Quantum mechanics is, at its core, a theory about probabilities. The Born rule assigns probabilities to measurement outcomes, but the interpretation of these probabilities — and the role of the observer — has been debated since the theory's inception. Bayesian approaches to quantum physics operate on two levels: as practical statistical tools for quantum state estimation, and as a foundational framework that reshapes how we understand quantum theory itself.
Quantum State Tomography
Quantum state tomography is the task of reconstructing an unknown quantum state ρ from measurement data. In a Bayesian approach, the quantum state is treated as an unknown parameter, measurements provide likelihood information, and the posterior distribution over density matrices characterizes what is known about the state after the experiment. Unlike maximum likelihood estimation, Bayesian tomography naturally produces uncertainty estimates and avoids the problem of unphysical estimates (negative eigenvalues).
P(D | ρ) = Π_k Tr(E_k ρ)^{n_k}
where E_k are measurement operators and n_k are outcome counts.
The prior P(ρ) on density matrices is typically chosen as a Hilbert-Schmidt measure, a Bures measure, or a physically-motivated prior that favors states close to an expected preparation. For multi-qubit systems, the exponential growth of Hilbert space dimension makes full tomography impractical, and Bayesian compressed sensing or matrix product state priors enable efficient reconstruction from fewer measurements.
Quantum Parameter Estimation
Bayesian estimation extends to any quantum parameter — Hamiltonian parameters, decoherence rates, coupling strengths, or magnetic fields sensed by quantum sensors. Bayesian adaptive measurement strategies, where each measurement setting is chosen to maximize expected information gain given the current posterior, achieve the quantum Cramér-Rao bound more efficiently than fixed measurement schemes. This is quantum Bayesian experimental design, and it has practical applications in quantum magnetometry, quantum computing calibration, and precision timekeeping.

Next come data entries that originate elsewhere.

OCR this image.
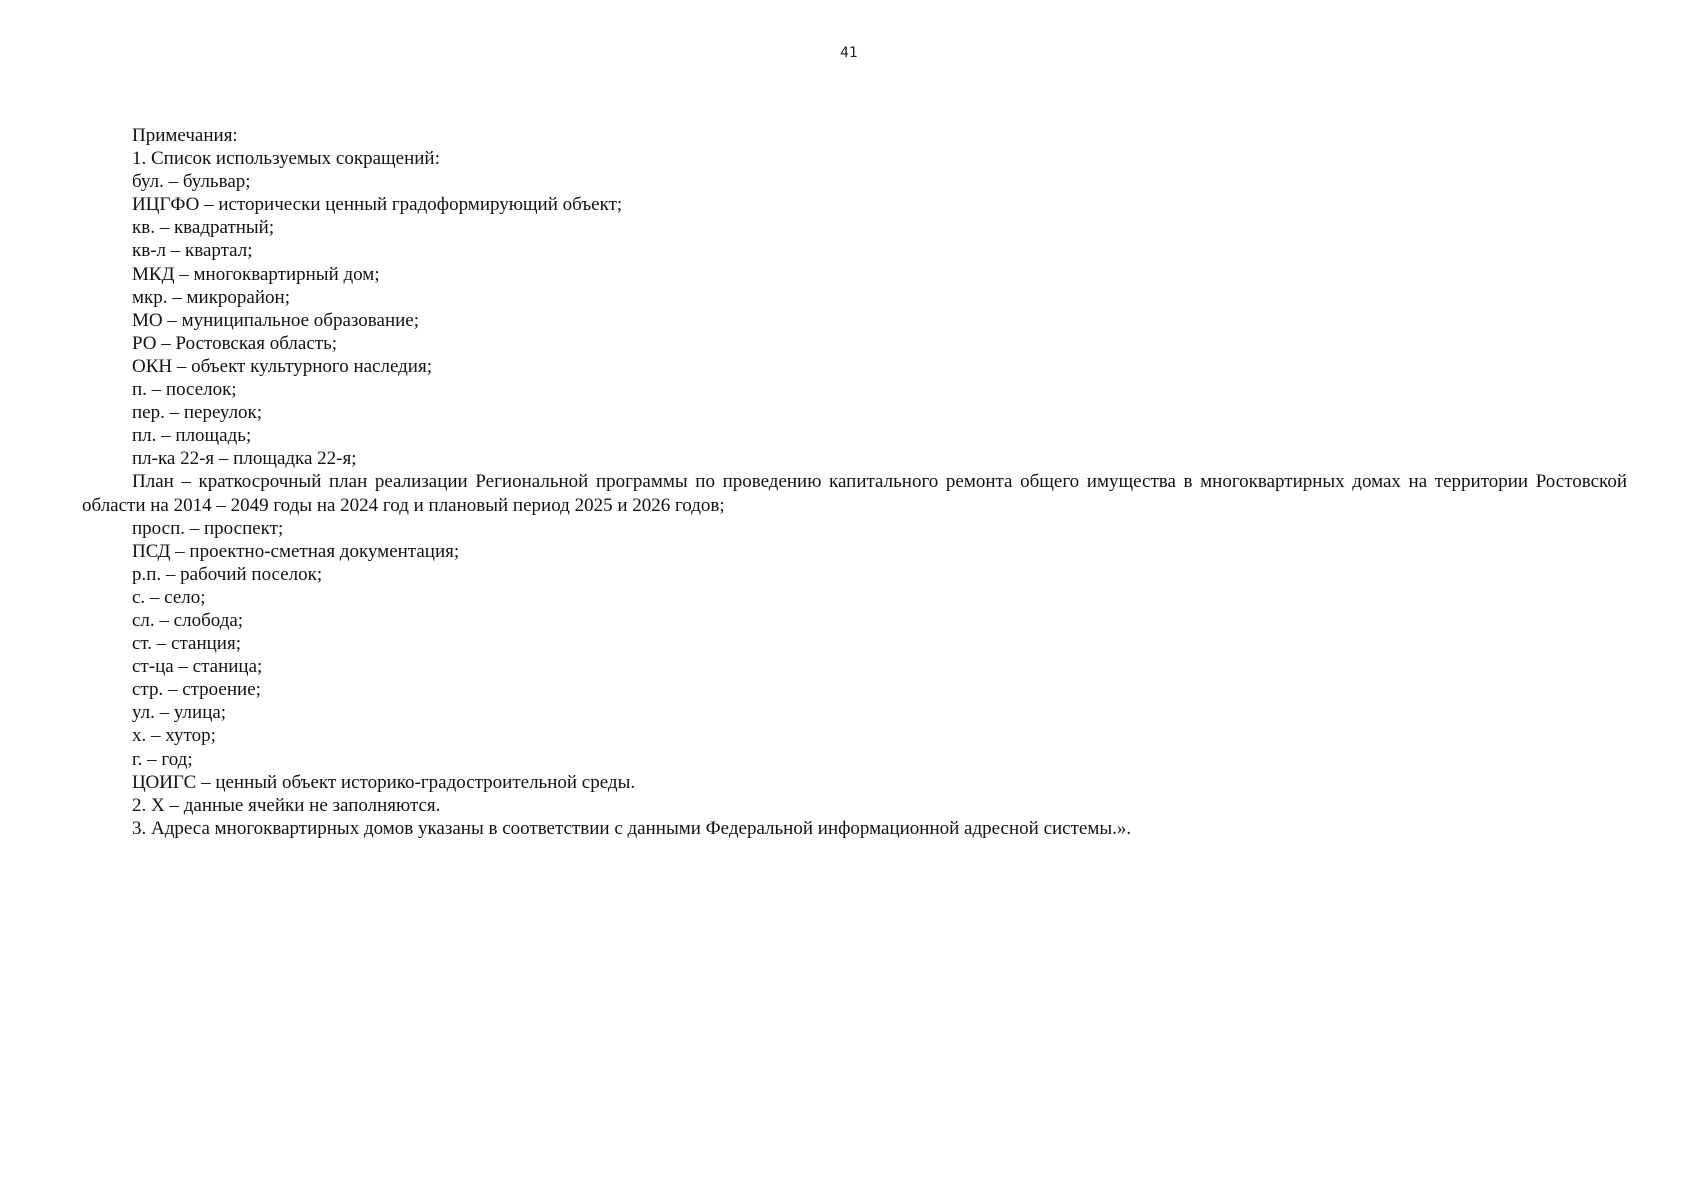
41
Примечания:
1. Список используемых сокращений:
бул. – бульвар;
ИЦГФО – исторически ценный градоформирующий объект;
кв. – квадратный;
кв-л – квартал;
МКД – многоквартирный дом;
мкр. – микрорайон;
МО – муниципальное образование;
РО – Ростовская область;
ОКН – объект культурного наследия;
п. – поселок;
пер. – переулок;
пл. – площадь;
пл-ка 22-я – площадка 22-я;
План – краткосрочный план реализации Региональной программы по проведению капитального ремонта общего имущества в многоквартирных домах на территории Ростовской области на 2014 – 2049 годы на 2024 год и плановый период 2025 и 2026 годов;
просп. – проспект;
ПСД – проектно-сметная документация;
р.п. – рабочий поселок;
с. – село;
сл. – слобода;
ст. – станция;
ст-ца – станица;
стр. – строение;
ул. – улица;
х. – хутор;
г. – год;
ЦОИГС – ценный объект историко-градостроительной среды.
2. Х – данные ячейки не заполняются.
3. Адреса многоквартирных домов указаны в соответствии с данными Федеральной информационной адресной системы.».
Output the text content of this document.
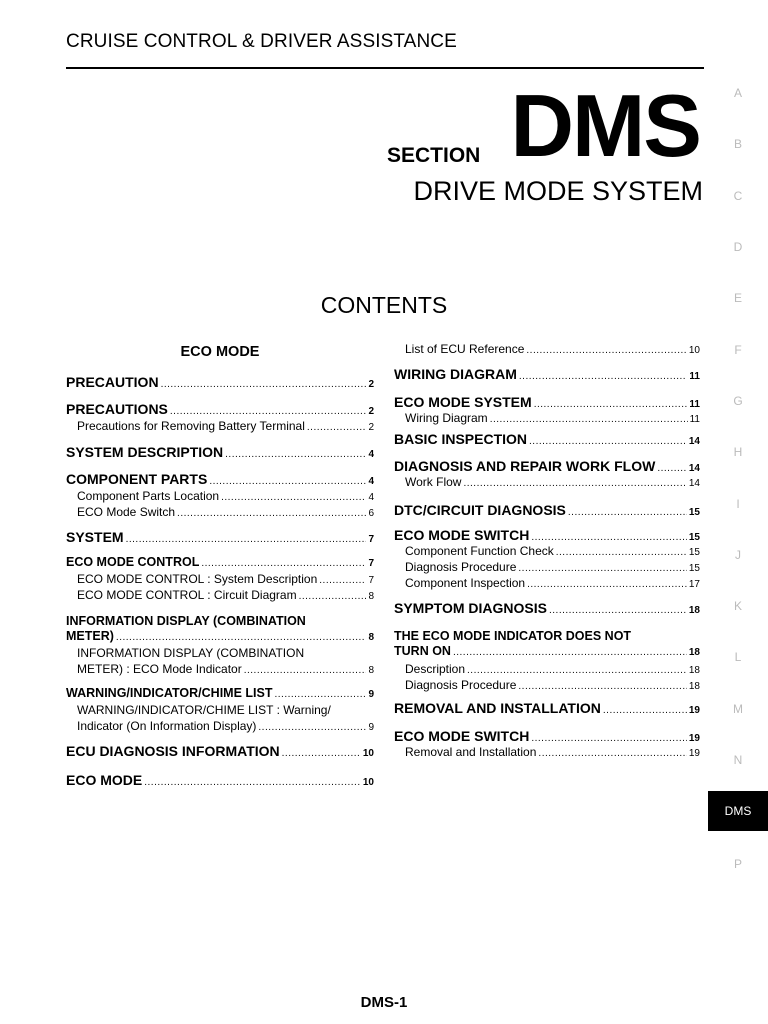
CRUISE CONTROL & DRIVER ASSISTANCE
SECTION DMS
DRIVE MODE SYSTEM
CONTENTS
ECO MODE
PRECAUTION .....	2
PRECAUTIONS .....	2
Precautions for Removing Battery Terminal .....	2
SYSTEM DESCRIPTION .....	4
COMPONENT PARTS .....	4
Component Parts Location .....	4
ECO Mode Switch .....	6
SYSTEM .....	7
ECO MODE CONTROL .....	7
ECO MODE CONTROL : System Description .....	7
ECO MODE CONTROL : Circuit Diagram .....	8
INFORMATION DISPLAY (COMBINATION
METER) .....	8
INFORMATION DISPLAY (COMBINATION
METER) : ECO Mode Indicator .....	8
WARNING/INDICATOR/CHIME LIST .....	9
WARNING/INDICATOR/CHIME LIST : Warning/
Indicator (On Information Display) .....	9
ECU DIAGNOSIS INFORMATION .....	10
ECO MODE .....	10
List of ECU Reference .....	10
WIRING DIAGRAM .....	11
ECO MODE SYSTEM .....	11
Wiring Diagram .....	11
BASIC INSPECTION .....	14
DIAGNOSIS AND REPAIR WORK FLOW .....	14
Work Flow .....	14
DTC/CIRCUIT DIAGNOSIS .....	15
ECO MODE SWITCH .....	15
Component Function Check .....	15
Diagnosis Procedure .....	15
Component Inspection .....	17
SYMPTOM DIAGNOSIS .....	18
THE ECO MODE INDICATOR DOES NOT
TURN ON .....	18
Description .....	18
Diagnosis Procedure .....	18
REMOVAL AND INSTALLATION .....	19
ECO MODE SWITCH .....	19
Removal and Installation .....	19
A
B
C
D
E
F
G
H
I
J
K
L
M
N
DMS
P
DMS-1
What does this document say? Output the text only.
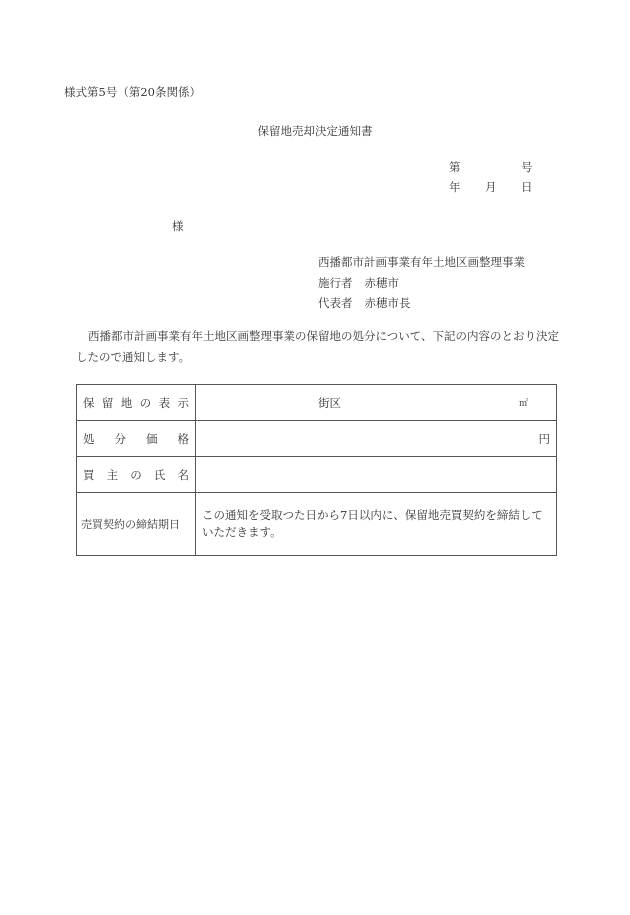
様式第5号（第20条関係）
保留地売却決定通知書
第	号
年 月 日
様
西播都市計画事業有年土地区画整理事業
施行者 赤穂市
代表者 赤穂市長
西播都市計画事業有年土地区画整理事業の保留地の処分について、下記の内容のとおり決定したので通知します。
保 留 地 の 表 示	街区	㎡

処 分 価 格	円

買 主 の 氏 名	

売買契約の締結期日	この通知を受取つた日から7日以内に、保留地売買契約を締結していただきます。
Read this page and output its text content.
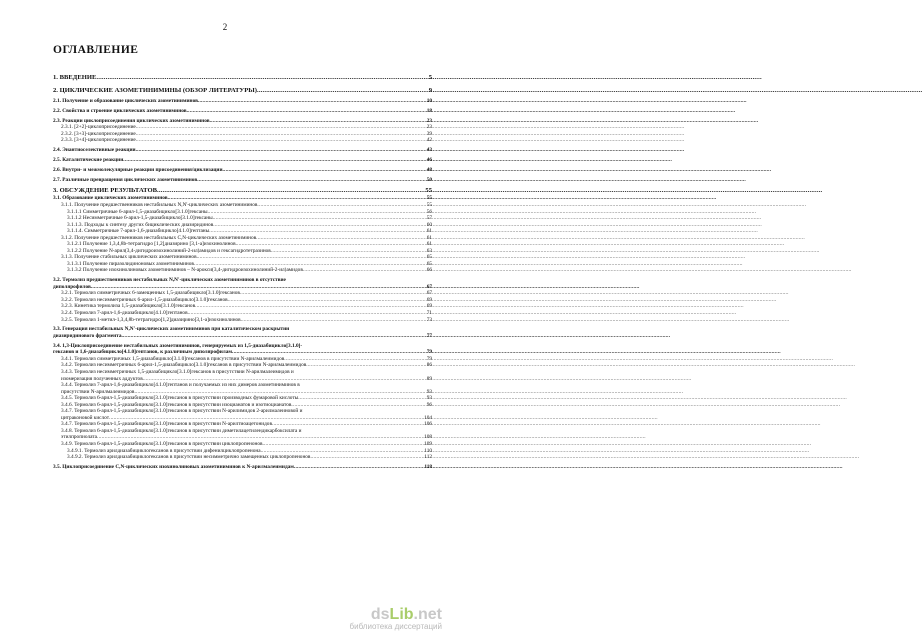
2
ОГЛАВЛЕНИЕ
1. ВВЕДЕНИЕ .....	5
2. ЦИКЛИЧЕСКИЕ АЗОМЕТИНИМИНЫ (ОБЗОР ЛИТЕРАТУРЫ) .....	9
2.1. Получение и образование циклических азометиниминов .....	10
2.2. Свойства и строение циклических азометиниминов .....	18
2.3. Реакции циклоприсоединения циклических азометиниминов .....	23
2.3.1. [2+2]-циклоприсоединение .....	23
2.3.2. [3+3]-циклоприсоединение .....	39
2.3.3. [3+4]-циклоприсоединение .....	42
2.4. Энантиоселективные реакции .....	43
2.5. Каталитические реакции .....	46
2.6. Внутри- и межмолекулярные реакции присоединения/циклизации .....	48
2.7. Различные превращения циклических азометиниминов .....	50
3. ОБСУЖДЕНИЕ РЕЗУЛЬТАТОВ .....	55
3.1. Образование циклических азометиниминов .....	55
3.1.1. Получение предшественников нестабильных N,N'-циклических азометиниминов .....	55
3.1.1.1 Симметричные 6-арил-1,5-диазабицикло[3.1.0]гексаны .....	56
3.1.1.2 Несимметричные 6-арил-1,5-диазабицикло[3.1.0]гексаны .....	57
3.1.1.3. Подходы к синтезу других бициклических диазиридинов .....	60
3.1.1.4. Симметричные 7-арил-1,6-диазабицикло[4.1.0]гептаны .....	61
3.1.2. Получение предшественников нестабильных С,N-циклических азометиниминов .....	61
3.1.2.1 Получение 1,3,4,8b-тетрагидро [1,2]диазирино [3,1-a]изохинолинов .....	61
3.1.2.2 Получение N-арил(3,4-дигидроизохинолиний-2-ил)амидов и гексагидротетразинов .....	63
3.1.3. Получение стабильных циклических азометиниминов .....	65
3.1.3.1 Получение пиразолидиноновых азометиниминов .....	65
3.1.3.2 Получение изохинолиновых азометиниминов – N-арокси(3,4-дигидроизохинолиний-2-ил)амидов .....	66
3.2. Термолиз предшественников нестабильных N,N'-циклических азометиниминов в отсутствие
диполярофилов .....	67
3.2.1. Термолиз симметричных 6-замещенных 1,5-диазабицикло[3.1.0]гексанов .....	67
3.2.2. Термолиз несимметричных 6-арил-1,5-диазабицикло[3.1.0]гексанов .....	69
3.2.3. Кинетика термолиза 1,5-диазабицикло[3.1.0]гексанов .....	69
3.2.4. Термолиз 7-арил-1,6-диазабицикло[4.1.0]гептанов .....	71
3.2.5. Термолиз 1-метил-1,3,4,8b-тетрагидро[1,2]диазирино[3,1-a]изохинолинов .....	73
3.3. Генерация нестабильных N,N'-циклических азометиниминов при каталитическом раскрытии
диазиридинового фрагмента .....	77
3.4. 1,3-Циклоприсоединение нестабильных азометиниминов, генерируемых из 1,5-диазабицикло[3.1.0]-
гексанов и 1,6-диазабицикло[4.1.0]гептанов, к различным диполярофилам .....	79
3.4.1. Термолиз симметричных 1,5-диазабицикло[3.1.0]гексанов в присутствии N-арилмалеимидов .....	79
3.4.2. Термолиз несимметричных 6-арил-1,5-диазабицикло[3.1.0]гексанов в присутствии N-арилмалеимидов .....	86
3.4.3. Термолиз несимметричных 1,5-диазабицикло[3.1.0]гексанов в присутствии N-арилмалеимидов и
изомеризация полученных аддуктов .....	89
3.4.4. Термолиз 7-арил-1,6-диазабицикло[4.1.0]гептанов и получаемых из них димеров азометиниминов в
присутствии N-арилмалеимидов .....	93
3.4.5. Термолиз 6-арил-1,5-диазабицикло[3.1.0]гексанов в присутствии производных фумаровой кислоты .....	93
3.4.6. Термолиз 6-арил-1,5-диазабицикло[3.1.0]гексанов в присутствии изоцианатов и изотиоцианатов .....	96
3.4.7. Термолиз 6-арил-1,5-диазабицикло[3.1.0]гексанов в присутствии N-арилимидов 2-арилмалеиновой и
цитраконовой кислот .....	104
3.4.7. Термолиз 6-арил-1,5-диазабицикло[3.1.0]гексанов в присутствии N-арилтиоацетонидов .....	106
3.4.8. Термолиз 6-арил-1,5-диазабицикло[3.1.0]гексанов в присутствии диметилацетилендикарбоксилата и
этилпропиолата .....	108
3.4.9. Термолиз 6-арил-1,5-диазабицикло[3.1.0]гексанов в присутствии циклопропенонов .....	109
3.4.9.1. Термолиз арилдиазабициклогексанов в присутствии дифенилциклопропенона .....	110
3.4.9.2. Термолиз арилдиазабициклогексанов в присутствии несимметрично замещенных циклопропенонов .....	112
3.5. Циклоприсоединение С,N-циклических изохинолиновых азометиниминов к N-арилмалеимидам .....	118
dsLib.net
библиотека диссертаций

QBism (Quantum Bayesianism), developed by Christopher Fuchs, Ruediger Schack, and Carlton Caves, proposes that quantum probabilities are not properties of physical systems but Bayesian degrees of belief held by agents. In this view, the wave function is not a physical entity but a tool an agent uses to organize beliefs about future experiences. QBism dissolves the measurement problem by denying that wave function collapse is a physical process — it is simply a Bayesian update. While controversial, QBism has stimulated deep research into the foundations of both quantum mechanics and probability theory.
Quantum Error Correction and Verification
As quantum computers scale up, Bayesian methods become essential for characterizing and mitigating errors. Bayesian process tomography estimates the noise channel affecting quantum gates. Bayesian model selection helps identify whether errors are Markovian or non-Markovian, correlated or independent. And Bayesian inference on syndrome measurement data enables real-time adaptive error correction in fault-tolerant quantum computing architectures.
Bayesian Approaches to Quantum Foundations
Beyond QBism, Bayesian reasoning illuminates foundational questions. Bayesian confirmation theory has been applied to assess the evidential support for competing interpretations of quantum mechanics. The de Finetti theorem for quantum states — the quantum analogue of the classical exchangeability theorem — provides a Bayesian justification for the quantum state concept itself: an unknown quantum state is the Bayesian agent's summary of beliefs about an exchangeable sequence of quantum systems.
"Quantum mechanics is a law of thought — a normative framework for making decisions and forming expectations in a quantum world, not a description of a reality behind the scenes." — Christopher Fuchs, founding architect of QBism
Current Frontiers
Bayesian online learning algorithms adapt quantum control strategies in real time. Bayesian optimization tunes the parameters of variational quantum eigensolvers and quantum approximate optimization algorithms. And the intersection of quantum computing with Bayesian inference itself — quantum-enhanced Bayesian inference, where quantum resources speed up posterior sampling — represents a tantalizing frontier at the boundary of computation and physics.